Qua pantsering was HMS Barham uitgerust met een:

  • 13-inch (330 mm) dikke waterlijnpantsergordel,
  • 11-13 inch pantser op de geschuttorens,
  • 7-10 inch pantser op de barbettes en
  • 1-3 inch gepantserde dekken.

Na de Slag bij Jutland in 1916 werden extra versterkingen aangebracht, waaronder antischokmaatregelen in de munitieopslagruimtes.

Technologische Innovaties

HMS Barham werd uitgerust met twee vuurleidingssystemen, een op de commandotoren en een in de spotting-top boven de mast. Deze systemen gebruikten een 15-voet (4,6 meter) afstandsmeter voor nauwkeurige schietoefeningen. In 1918 werden platformen toegevoegd aan de torens om vliegtuigen te lanceren, en in de jaren 1930 kreeg ze een catapult en kraan voor het lanceren en ophalen van verkenningsvliegtuigen.

Grote Aanpassingen

Tijdens haar carrière onderging HMS Barham meerdere moderniseringen. Tussen 1931 en 1934 werd het schip uitgebreid gerenoveerd. De belangrijkste verbeteringen waren:

  • Versterkte geschuttoren-daken (5-inch dikte),
  • Toevoeging van torpedobulges om torpedodetonaties te dempen,
  • Installatie van luchtafweergeschut zoals 40 mm “pom-pom” kanonnen,
  • Verwijdering van sommige torpedobuizen en installatie van modernere vuurleidingssystemen.

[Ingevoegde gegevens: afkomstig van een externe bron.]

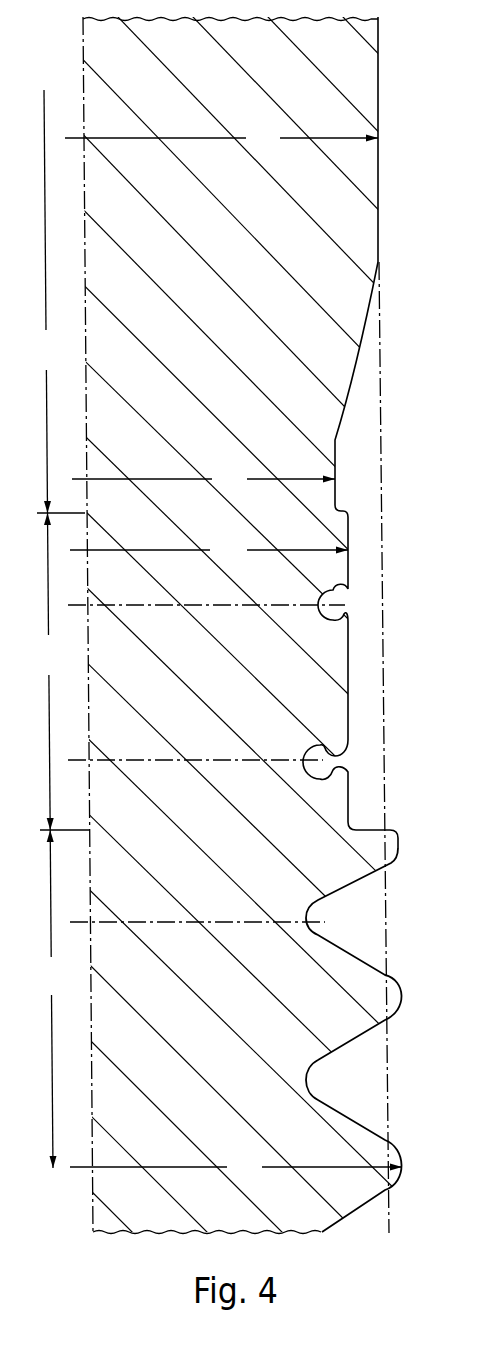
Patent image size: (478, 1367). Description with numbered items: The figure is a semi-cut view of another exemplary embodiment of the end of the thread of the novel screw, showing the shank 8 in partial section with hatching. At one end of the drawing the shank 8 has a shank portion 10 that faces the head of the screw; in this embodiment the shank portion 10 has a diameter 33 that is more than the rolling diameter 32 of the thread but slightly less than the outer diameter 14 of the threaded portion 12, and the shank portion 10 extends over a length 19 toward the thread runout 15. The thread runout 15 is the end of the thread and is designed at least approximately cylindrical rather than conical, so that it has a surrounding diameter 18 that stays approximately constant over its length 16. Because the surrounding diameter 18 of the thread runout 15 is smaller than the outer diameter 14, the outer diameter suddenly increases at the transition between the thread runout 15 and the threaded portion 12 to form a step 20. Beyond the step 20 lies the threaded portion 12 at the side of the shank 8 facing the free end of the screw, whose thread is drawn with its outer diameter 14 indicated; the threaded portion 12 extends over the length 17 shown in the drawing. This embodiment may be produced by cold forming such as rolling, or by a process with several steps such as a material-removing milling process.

The shank 8 is at (380, 158).
The shank portion 10 is at (318, 90).
The threaded portion 12 is at (392, 1075).
The outer diameter 14 is at (236, 1165).
The thread runout 15 is at (386, 640).
The length 16 is at (63, 671).
The length 17 is at (50, 999).
The surrounding diameter 18 is at (209, 549).
The length 19 is at (61, 301).
The step 20 is at (368, 828).
The rolling diameter 32 is at (203, 479).
The diameter 33 is at (221, 139).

Dienstjaren in de Eerste Wereldoorlog

Slag bij Jutland

HMS Barham speelde een prominente rol in de Slag bij Jutland (31 mei – 1 juni 1916), de grootste zeeslag van de Eerste Wereldoorlog. Als onderdeel van het 5e Slagsquadron ondersteunde ze de slagkruisers van viceadmiraal David Beatty. Tijdens de slag wisselde ze hevig vuur uit met Duitse slagschepen en slagkruisers, waarbij ze meerdere treffers noteerde, waaronder schade aan de Duitse Moltke en Seydlitz.

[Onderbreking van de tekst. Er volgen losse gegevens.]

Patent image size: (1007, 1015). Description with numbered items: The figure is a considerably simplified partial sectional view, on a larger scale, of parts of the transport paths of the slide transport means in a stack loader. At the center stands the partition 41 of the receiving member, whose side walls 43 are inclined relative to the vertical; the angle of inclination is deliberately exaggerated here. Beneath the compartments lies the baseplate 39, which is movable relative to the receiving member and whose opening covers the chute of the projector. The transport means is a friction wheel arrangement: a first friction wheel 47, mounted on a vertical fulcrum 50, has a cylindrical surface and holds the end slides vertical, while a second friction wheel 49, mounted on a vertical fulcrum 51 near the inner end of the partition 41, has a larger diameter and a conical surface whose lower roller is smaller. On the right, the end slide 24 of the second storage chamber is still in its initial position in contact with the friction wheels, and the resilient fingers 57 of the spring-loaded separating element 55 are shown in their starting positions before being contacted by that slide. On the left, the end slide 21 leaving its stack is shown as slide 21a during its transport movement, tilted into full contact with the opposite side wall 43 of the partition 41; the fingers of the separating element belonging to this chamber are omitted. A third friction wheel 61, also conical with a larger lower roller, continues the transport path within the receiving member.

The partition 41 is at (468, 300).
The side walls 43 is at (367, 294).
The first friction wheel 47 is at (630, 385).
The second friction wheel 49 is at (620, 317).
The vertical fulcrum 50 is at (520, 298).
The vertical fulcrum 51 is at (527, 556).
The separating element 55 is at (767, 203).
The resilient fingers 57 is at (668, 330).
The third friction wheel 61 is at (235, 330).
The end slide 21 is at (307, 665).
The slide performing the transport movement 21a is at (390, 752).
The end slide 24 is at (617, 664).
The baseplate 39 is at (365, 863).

Barham werd zes keer geraakt door vijandelijk vuur. Deze treffers veroorzaakten aanzienlijke schade aan de superstructuur en enkele interne ruimten, met een verlies van 26 bemanningsleden en 46 gewonden. Ondanks deze schade bleef het schip operationeel en bewees haar waarde als betrouwbare slagschip.

Patrouilles en Training

Na Jutland voerde HMS Barham routinematige patrouilles uit in de Noordzee om de Duitse vloot in bedwang te houden. Ze was betrokken bij de weinig succesvolle actie van 19 augustus 1916 en werd in 1918 gemoderniseerd. Bij de wapenstilstand in november 1918 was ze aanwezig tijdens de overgave van de Duitse Hochseeflotte.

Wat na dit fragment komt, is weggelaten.